Other entries featuring Bert Kelly»

Bert Kelly, The Australian Financial Review, August 3, 1973, p.3.

It is not easy for Fred to change his way of looking at things. When the new Government was elected in December, Fred was quite off-hand about my gloomy forebodings as to what would happen.

“Things will go on much the same, you wait and see,” he said.

“You may try to frighten me about the damage the new Government will do, but I’m not really worried, she’ll be apples.”

That was some months ago. The other day I called in to see Fred. He had just finished seeding and his hands were harder and hornier than ever.

He was obviously unhappy so I asked him whether he was worrying about the season or the prices or other simple things about which Fred is usually angry.

Indeed, I was about to to make my usual helpful statement that would take these matters us with those on high, but he explained that he had a different cause for anxiety.

“It’s this Government you’ve allowed in,” he complained. “You ought to be ashamed of yourself. They are making me rethink my attitude to life and it hurts.”

The idea of Fred getting down to this basic kind of thinking did indeed present a poignant picture.

I had expected him to be angry about the Government’s encouragement of the 35-hour week, its failure to curb strikes or its indifference to inflation and that kind of thing.

“No, it’s not these matters that are worrying me, though they are bad enough in all conscience,” he explained. “It goes deeper than that.”

Then he unburdened himself.

He explained that he had been brought up to believe in the old-fashioned virtues — that you worked hard and looked after your family and yourself if you could, and if you couldn’t, only then did you ask help from the State.

“But all that kind of thing is sneered at now,” he grizzled.

“All you have to do is sit in a heap, looking needy, and making moaning noises and the Government comes along and looks after you. A man is a fool if he works hard now. He only pays extra taxes so bludgers can sit on their tails scratching themselves, being paid by mugs like me for doing nothing.

Then he told me about two friends of his. The first has four kids and an old-fashioned belief that it was his duty to care for them. He works hard and well, pays his taxes and his way.

The second lives in the same town, also has four kids but has a different outlook on life.

He’s a clever sod and he has worked it out that by doing nothing he can collect $55.50 a week, make quite a bit on the side, pay no taxes and do reasonably well.

It’s not much encouragement for the first chap to look after himself or his own.

But what really got under Fred’s skin was the Government action on schools. Fred went to a good school in the city by great sacrifice by his parents.
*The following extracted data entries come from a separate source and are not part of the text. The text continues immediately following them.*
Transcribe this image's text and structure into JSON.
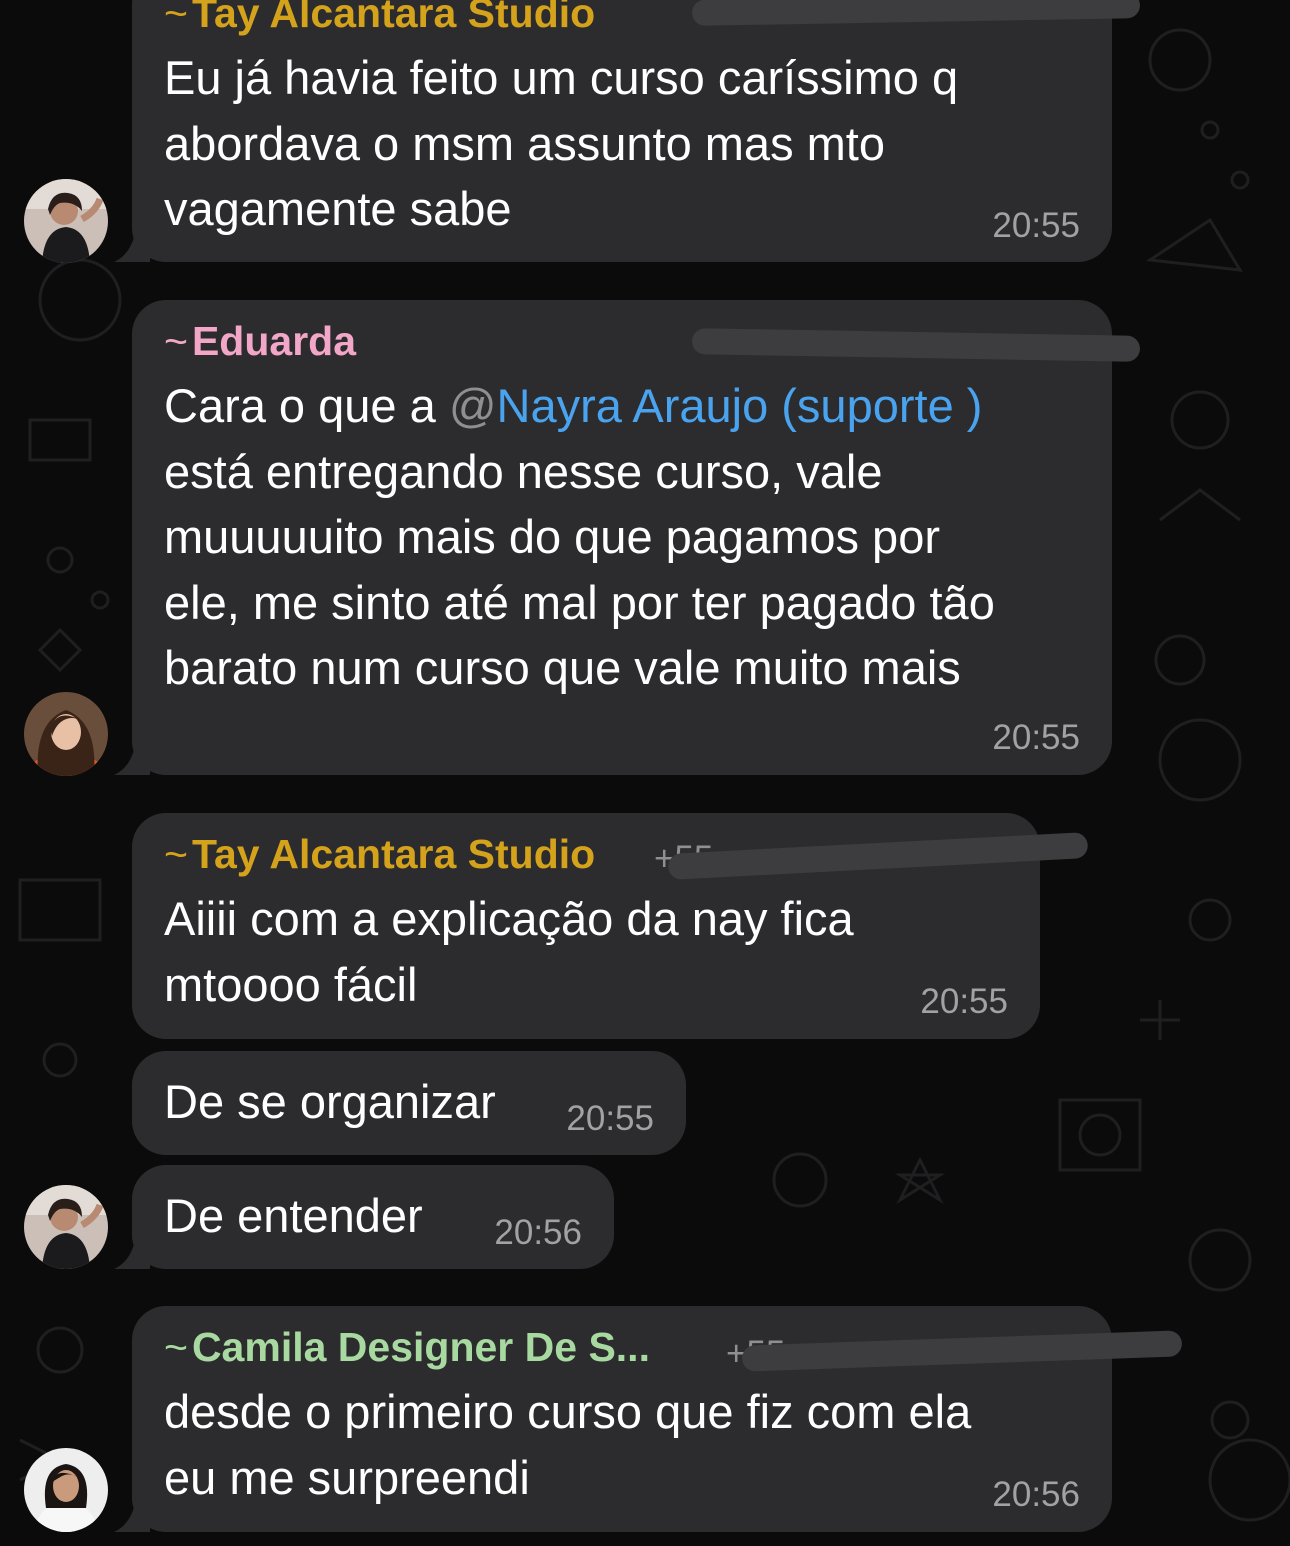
{
  "colors": {
    "background": "#0b0b0b",
    "bubble": "#2c2c2e",
    "tay": "#d4a21b",
    "eduarda": "#f2a6c8",
    "camila": "#a8d9a0",
    "mention": "#4aa3ef"
  },
  "messages": [
    {
      "sender": "Tay Alcantara Studio",
      "tilde": "~",
      "lines": [
        "Eu já havia feito um curso caríssimo q",
        "abordava o msm assunto mas mto",
        "vagamente sabe"
      ],
      "time": "20:55"
    },
    {
      "sender": "Eduarda",
      "tilde": "~",
      "mention_prefix": "Cara o que a ",
      "mention_at": "@",
      "mention_name": "Nayra Araujo (suporte )",
      "lines": [
        "está entregando nesse curso, vale",
        "muuuuuito mais do que pagamos por",
        "ele, me sinto até mal por ter pagado tão",
        "barato num curso que vale muito mais"
      ],
      "time": "20:55"
    },
    {
      "sender": "Tay Alcantara Studio",
      "tilde": "~",
      "phone": "+55",
      "lines": [
        "Aiiii com a explicação da nay fica",
        "mtoooo fácil"
      ],
      "time": "20:55"
    },
    {
      "text": "De se organizar",
      "time": "20:55"
    },
    {
      "text": "De entender",
      "time": "20:56"
    },
    {
      "sender": "Camila Designer De S...",
      "tilde": "~",
      "phone": "+55",
      "lines": [
        "desde o primeiro curso que fiz com ela",
        "eu me surpreendi"
      ],
      "time": "20:56"
    }
  ]
}
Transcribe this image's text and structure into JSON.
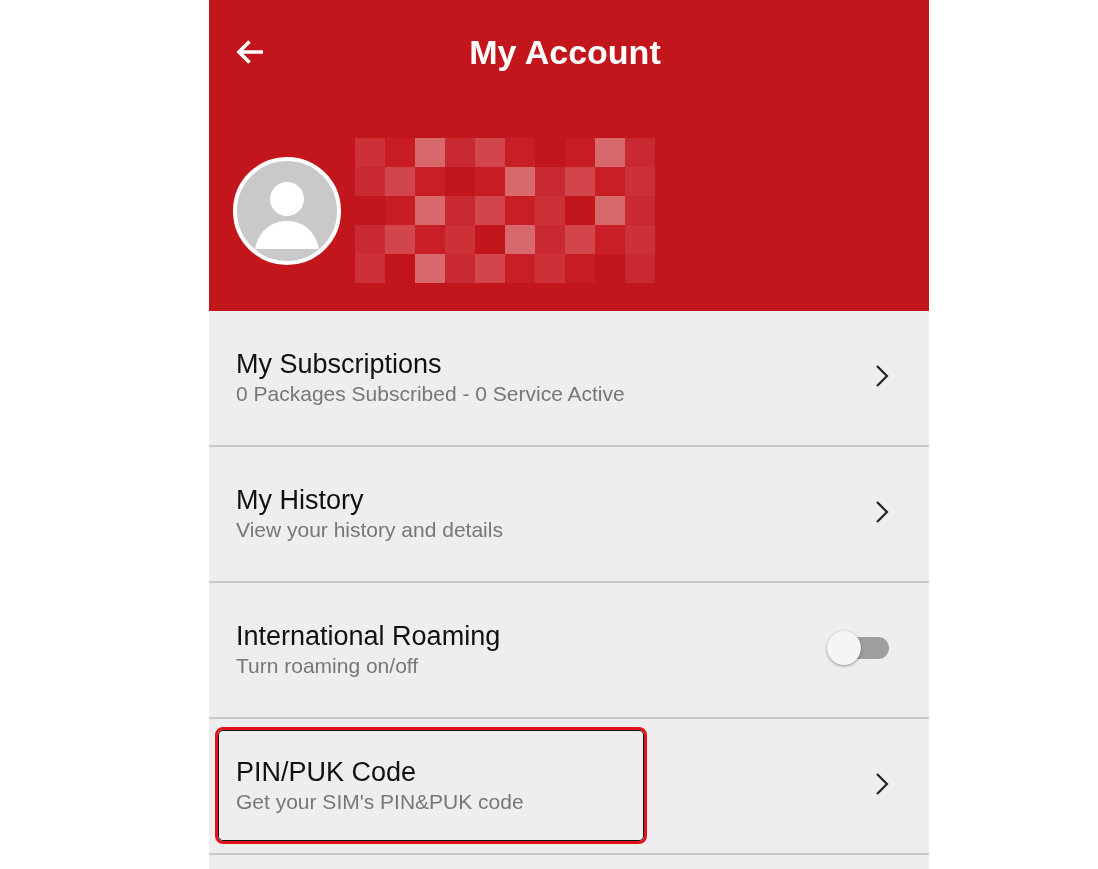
{
  "header": {
    "title": "My Account"
  },
  "menu": [
    {
      "kind": "link",
      "title": "My Subscriptions",
      "subtitle": "0 Packages Subscribed - 0 Service Active",
      "highlighted": false
    },
    {
      "kind": "link",
      "title": "My History",
      "subtitle": "View your history and details",
      "highlighted": false
    },
    {
      "kind": "toggle",
      "title": "International Roaming",
      "subtitle": "Turn roaming on/off",
      "on": false,
      "highlighted": false
    },
    {
      "kind": "link",
      "title": "PIN/PUK Code",
      "subtitle": "Get your SIM's PIN&PUK code",
      "highlighted": true
    }
  ]
}
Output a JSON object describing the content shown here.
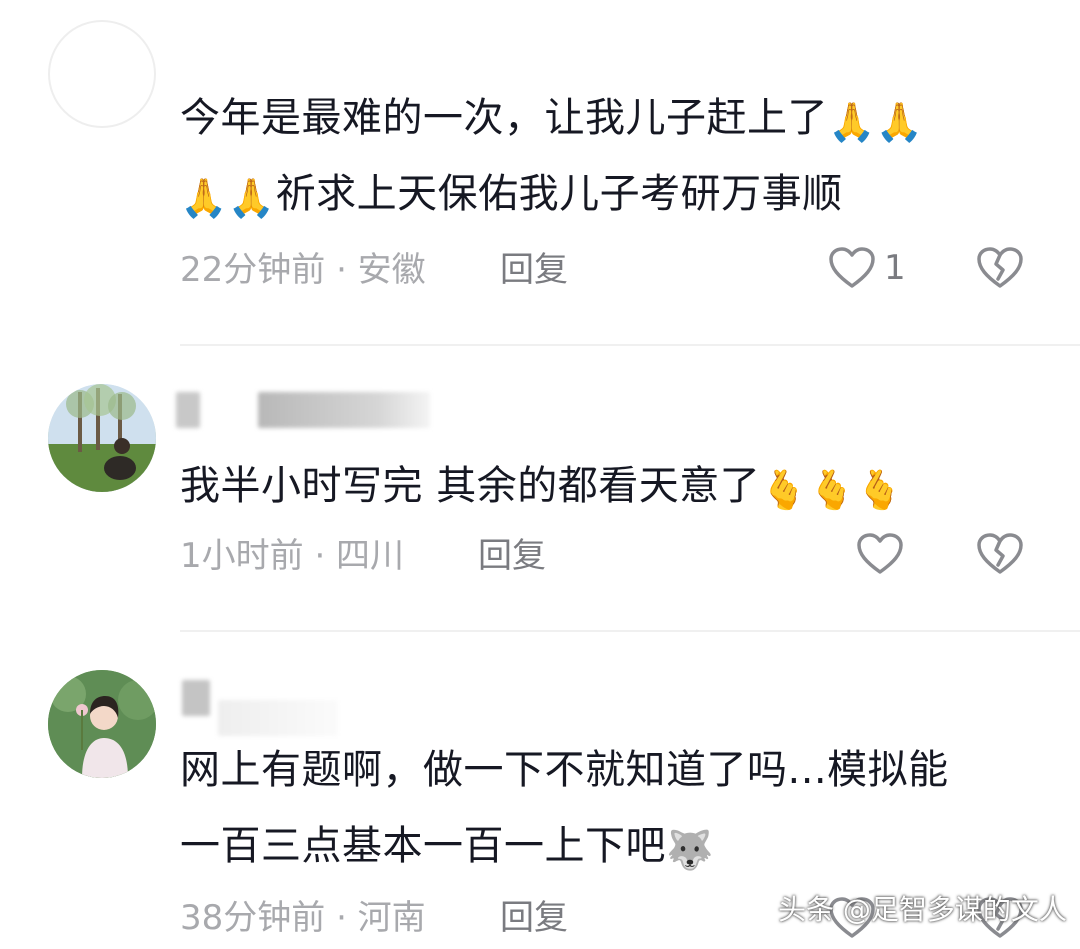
{
  "comments": [
    {
      "text_line1": "今年是最难的一次，让我儿子赶上了",
      "line1_emoji": "🙏🙏",
      "line2_emoji": "🙏🙏",
      "text_line2": "祈求上天保佑我儿子考研万事顺",
      "meta": "22分钟前 · 安徽",
      "reply": "回复",
      "like_count": "1"
    },
    {
      "text": "我半小时写完 其余的都看天意了",
      "emoji": "🫰🫰🫰",
      "meta": "1小时前 · 四川",
      "reply": "回复"
    },
    {
      "text_line1": "网上有题啊，做一下不就知道了吗...模拟能",
      "text_line2": "一百三点基本一百一上下吧",
      "emoji": "🐺",
      "meta": "38分钟前 · 河南",
      "reply": "回复"
    }
  ],
  "watermark": "头条 @足智多谋的文人",
  "icons": {
    "like": "heart-outline-icon",
    "dislike": "broken-heart-icon"
  },
  "colors": {
    "text": "#161823",
    "meta": "#a8a9ad",
    "reply": "#7a7b80"
  }
}
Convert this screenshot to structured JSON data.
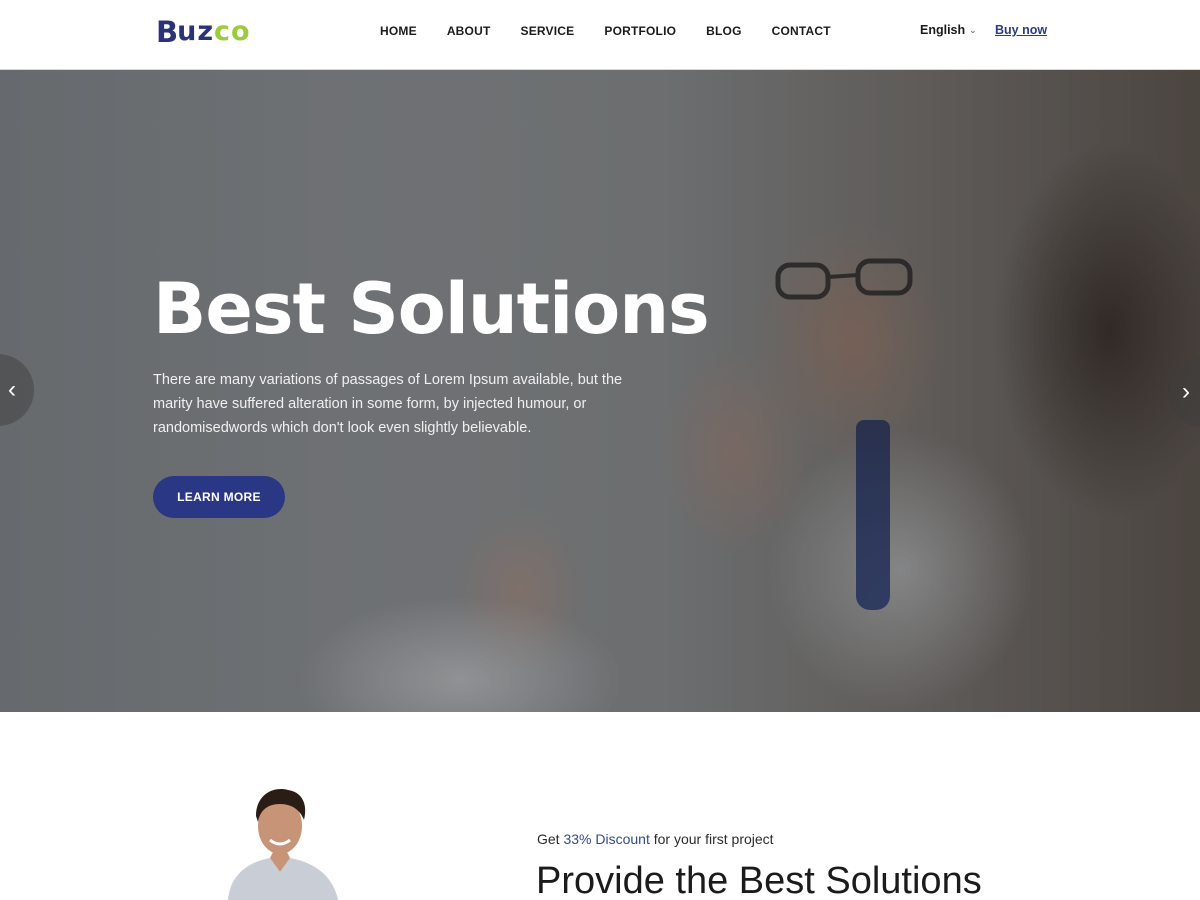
{
  "header": {
    "logo": {
      "part1": "B",
      "part2": "uz",
      "part3": "co"
    },
    "nav": [
      {
        "label": "HOME"
      },
      {
        "label": "ABOUT"
      },
      {
        "label": "SERVICE"
      },
      {
        "label": "PORTFOLIO"
      },
      {
        "label": "BLOG"
      },
      {
        "label": "CONTACT"
      }
    ],
    "language": {
      "label": "English",
      "icon": "chevron-down-icon"
    },
    "buy_now": "Buy now"
  },
  "hero": {
    "title": "Best Solutions",
    "text": "There are many variations of passages of Lorem Ipsum available, but the marity have suffered alteration in some form, by injected humour, or randomisedwords which don't look even slightly believable.",
    "cta": "LEARN MORE",
    "prev_icon": "‹",
    "next_icon": "›"
  },
  "about": {
    "promo_prefix": "Get ",
    "promo_highlight": "33% Discount",
    "promo_suffix": " for your first project",
    "title": "Provide the Best Solutions"
  },
  "colors": {
    "brand_blue": "#2a3785",
    "brand_green": "#9ccb3b",
    "link_blue": "#2a3a8c"
  }
}
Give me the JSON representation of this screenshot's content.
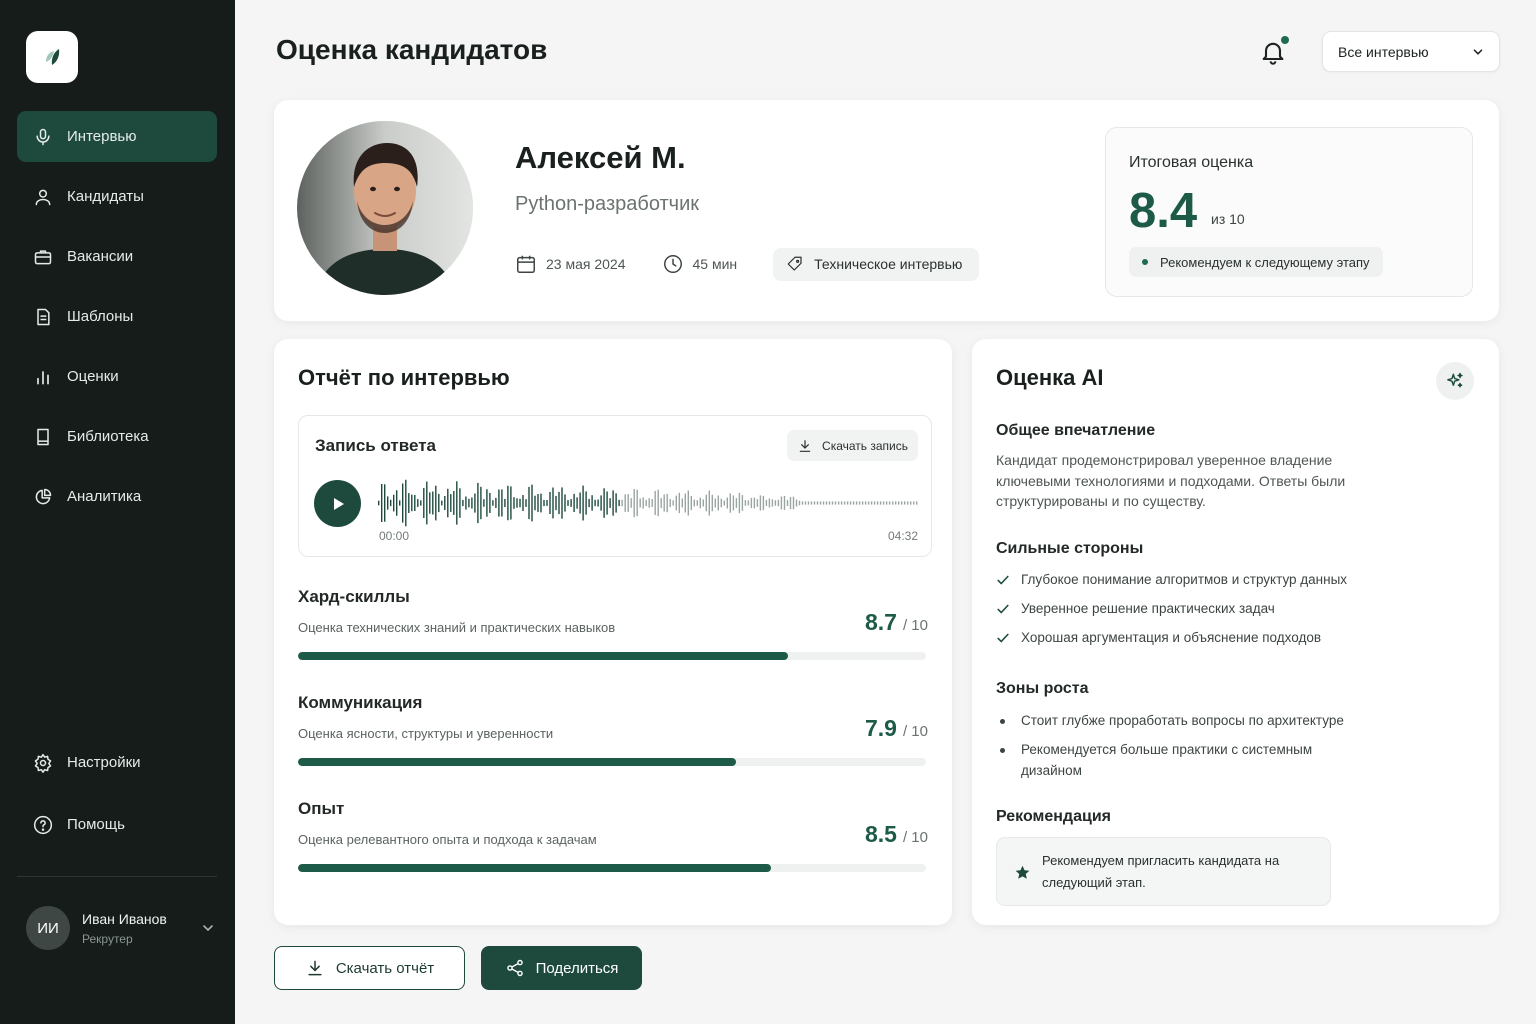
{
  "sidebar": {
    "nav": [
      {
        "label": "Интервью",
        "icon": "microphone-icon",
        "active": true
      },
      {
        "label": "Кандидаты",
        "icon": "user-icon"
      },
      {
        "label": "Вакансии",
        "icon": "briefcase-icon"
      },
      {
        "label": "Шаблоны",
        "icon": "document-icon"
      },
      {
        "label": "Оценки",
        "icon": "bar-chart-icon"
      },
      {
        "label": "Библиотека",
        "icon": "book-icon"
      },
      {
        "label": "Аналитика",
        "icon": "pie-chart-icon"
      }
    ],
    "bottom": [
      {
        "label": "Настройки",
        "icon": "gear-icon"
      },
      {
        "label": "Помощь",
        "icon": "help-icon"
      }
    ],
    "user": {
      "initials": "ИИ",
      "name": "Иван Иванов",
      "role": "Рекрутер"
    }
  },
  "header": {
    "title": "Оценка кандидатов",
    "filter": "Все интервью"
  },
  "candidate": {
    "name": "Алексей М.",
    "role": "Python-разработчик",
    "date": "23 мая 2024",
    "duration": "45 мин",
    "type": "Техническое интервью",
    "score_label": "Итоговая оценка",
    "score": "8.4",
    "score_of": "из 10",
    "recommendation": "Рекомендуем к следующему этапу"
  },
  "report": {
    "title": "Отчёт по интервью",
    "recording": {
      "title": "Запись ответа",
      "download": "Скачать запись",
      "time_start": "00:00",
      "time_end": "04:32"
    },
    "metrics": [
      {
        "title": "Хард-скиллы",
        "desc": "Оценка технических знаний и практических навыков",
        "score": "8.7",
        "max": "/ 10",
        "value": 0.78
      },
      {
        "title": "Коммуникация",
        "desc": "Оценка ясности, структуры и уверенности",
        "score": "7.9",
        "max": "/ 10",
        "value": 0.697
      },
      {
        "title": "Опыт",
        "desc": "Оценка релевантного опыта и подхода к задачам",
        "score": "8.5",
        "max": "/ 10",
        "value": 0.753
      }
    ]
  },
  "ai": {
    "title": "Оценка AI",
    "impression_title": "Общее впечатление",
    "impression": "Кандидат продемонстрировал уверенное владение ключевыми технологиями и подходами. Ответы были структурированы и по существу.",
    "strengths_title": "Сильные стороны",
    "strengths": [
      "Глубокое понимание алгоритмов и структур данных",
      "Уверенное решение практических задач",
      "Хорошая аргументация и объяснение подходов"
    ],
    "growth_title": "Зоны роста",
    "growth": [
      "Стоит глубже проработать вопросы по архитектуре",
      "Рекомендуется больше практики с системным дизайном"
    ],
    "recommendation_title": "Рекомендация",
    "recommendation": "Рекомендуем пригласить кандидата на следующий этап."
  },
  "actions": {
    "download_report": "Скачать отчёт",
    "share": "Поделиться"
  },
  "colors": {
    "sidebar_bg": "#151c1a",
    "accent": "#1d4a3d",
    "accent_text": "#1d5a48"
  }
}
His kids are going to the same school at even greater sacrifice to Fred.

But the parents of both generations had the old-fashioned belief that it was their duty to make sacrifices to give their kids as good an education as possible, and with a religious component.

A little while ago Fred’s school had a big appeal and all the “school family” dobbed in because they had this old-fashioned belief that it was their duty to look after their own.

But because Fred’s school has been looked after by its own, and because it has been businesslike in its affairs, it is not now going to attract any per capita grants from the Government.

Fred now finds that he will be paying taxes to support other schools while paying full cost to support his own. He doesn’t think it is much encouragement to look after his own.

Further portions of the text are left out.